The typical dosing schedule for cemiplimab (Libtayo) is every 3 weeks.
- This applies to various indications, including locally advanced or metastatic basal cell carcinoma, locally advanced or metastatic cutaneous squamous cell carcinoma, and non-small cell lung cancer.
- The dosage is consistent across these indications, with 350 mg administered as an intravenous infusion every 3 weeks 1.
From the Research
Cemiplimab (Libtayo) is typically administered at a dose of 350 mg intravenously every 3 weeks. This is the standard dosing schedule for most indications including advanced cutaneous squamous cell carcinoma, basal cell carcinoma, and non-small cell lung cancer. The medication is given as an intravenous infusion over 30 minutes through a line containing a sterile, non-pyrogenic, low-protein binding in-line or add-on filter (0.2-5 micron pore size). Patients should be monitored for infusion-related reactions during and after administration. This 3-week interval allows for appropriate drug concentration to be maintained in the body while the patient's immune system is activated against cancer cells. Cemiplimab works as a PD-1 inhibitor, blocking the interaction between PD-1 and its ligands to restore anti-tumor immune responses. Treatment typically continues until disease progression or unacceptable toxicity occurs, with regular monitoring for immune-mediated adverse reactions which may require dose modifications or temporary discontinuation.

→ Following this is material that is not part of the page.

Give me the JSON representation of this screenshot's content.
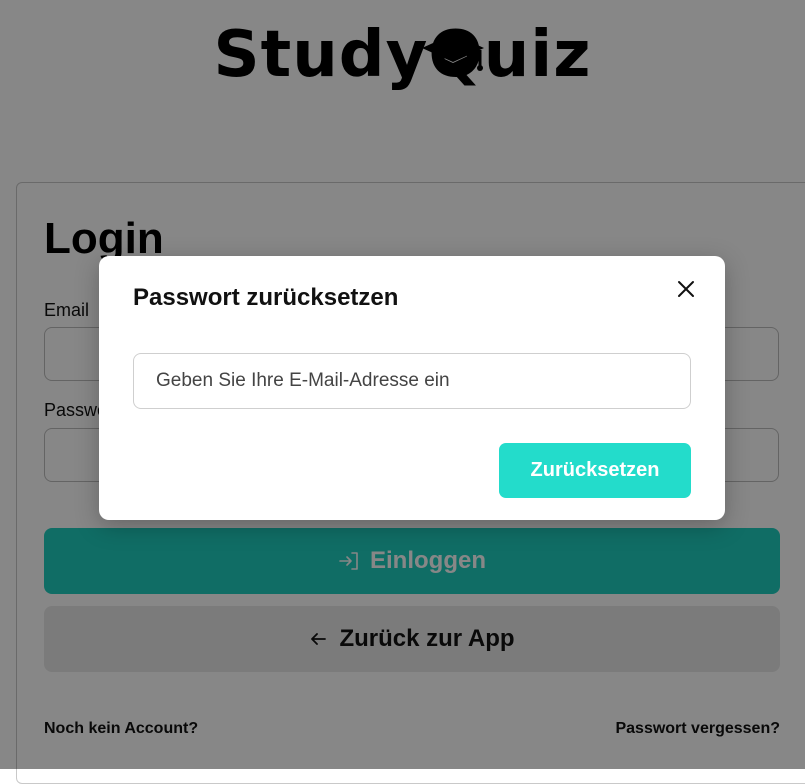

Some studies have explored alternative dosing schedules, such as every 4 weeks 2, but the standard and most widely accepted schedule remains every 3 weeks, as supported by the majority of clinical trials and studies, including those published in reputable journals such as the Journal for Immunotherapy of Cancer 3 and The Lancet. Oncology 4. The population pharmacokinetic characteristics of cemiplimab also support the use of a fixed dose of 350 mg every 3 weeks 5.
Key points to consider when administering cemiplimab include:
- Monitoring for infusion-related reactions
- Regular assessment for immune-mediated adverse reactions
- Dose modifications or temporary discontinuation as needed
- Treatment continuation until disease progression or unacceptable toxicity
- Use of a fixed dose of 350 mg every 3 weeks as the standard schedule.
Overall, the evidence from various studies, including 3, 4, and 5, supports the use of cemiplimab at a dose of 350 mg intravenously every 3 weeks as the standard dosing schedule for most indications.